As for me: last night I realized that while I’m here in Nashville I have to stop being an ass(again and again and again) and begin to try looking at how good I have it here and try being thankful/grateful. I don’t know why I believe this but I hold a belief that when I leave for college somehow everything will be different, like somehow all my angst and annoyance at the way my life is will somehow just magically disappear. If I can’t handle all of the things that bother me so much here, if my method of dealing with them is to run away then how is going to be any different in college?

Tuesday, April 17, 2007

computers

So, yesterday I went over to the apple store with almost $2,000 dollars in my bank account, with the intent to buy myself a macbook, a printer, applecare, and a nice little sleeve thing(nice for hot pockets) to protect my computer. I did it, I spent practically all my money, but this computer is something that I know is totally worth it. This computer will help me through college, and help me with life, music, and work. Apple computers work the way computers should work, they function like life, almost. If you think something should work a certain way, it probably does on an Apple.
So just know, Jeffrey has a sweet new computer peace.
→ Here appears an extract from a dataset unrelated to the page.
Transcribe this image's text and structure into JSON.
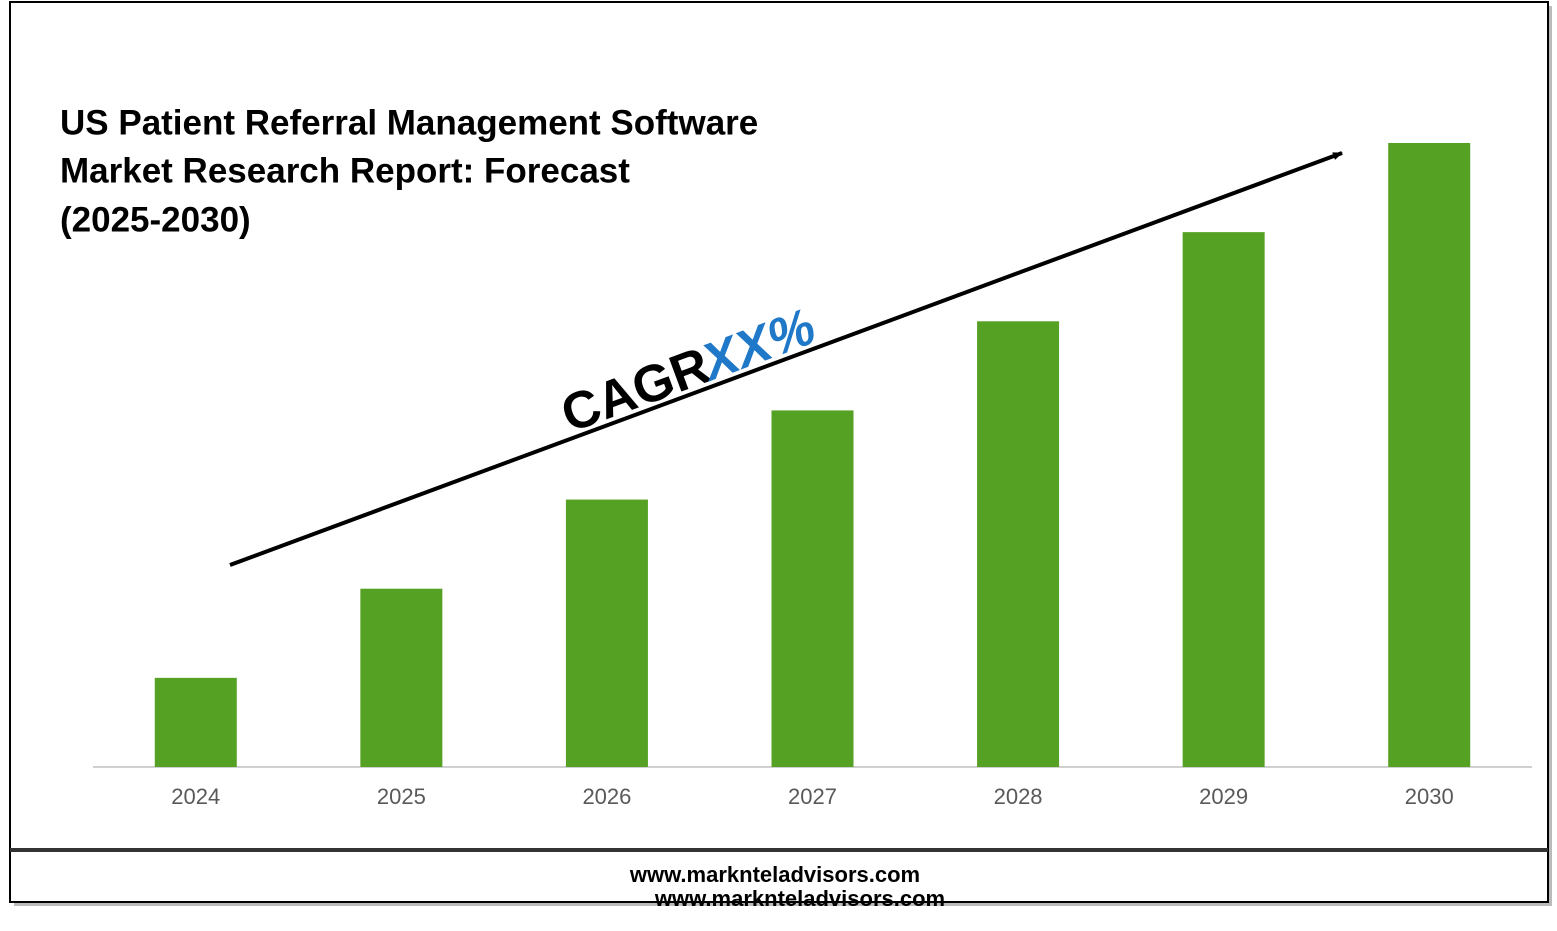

P.S. her name is Ariel and we are madly in love.

Saturday, April 7, 2007

Feet

So we find ourselves in Holy Week (the holiest of all weeks, naturally) and last night I participated in the Maunday Thursday service, which is a service in which we take part in what Jesus did at the Passover before he died(called the "Last Supper" being exactly what the name implies), where he washes the feet of the place of least honour at the table, which was Peter whom he built his church on...very interesting stuff.
So this was my first time to really do the foot washing and not just watch it, and it was unbelievable, it was intimate, but not in a creepy stalkish way, in a way that meant, in a way that challenged me to try to live more like that all the time. That is not my point though, the most powerful part of the night for me was the fact that we all took off our shoes, we all went up to the foot washing stations (located in the front of the church) with our shoes off. I don't know about you, but for me, being barefoot is a very freeing thing. It's like, when I put on shoes I can pretend to be something else, but when you are exposed like that....you are you, just like you are at home, just like you are at your most intimate times, just like you were the day you were born.
It got me thinking about the first night of Lent when I cut off all my hair, and felt the amazing feeling of the wind blowing through my hair, and how it kept reminding me of the presence of God. I was thinking that if I were to, say, take off my shoes during church I would feel that same kind of thing, because after your feet have been confined in shoes for so long and you take them off there's that same freedom, just like my hair, how you can feel the air on your feet – like it's the first time you've ever felt it.

Kind of reminds of why churches sometimes use incense, to remind us of the presence of God through a tactile means.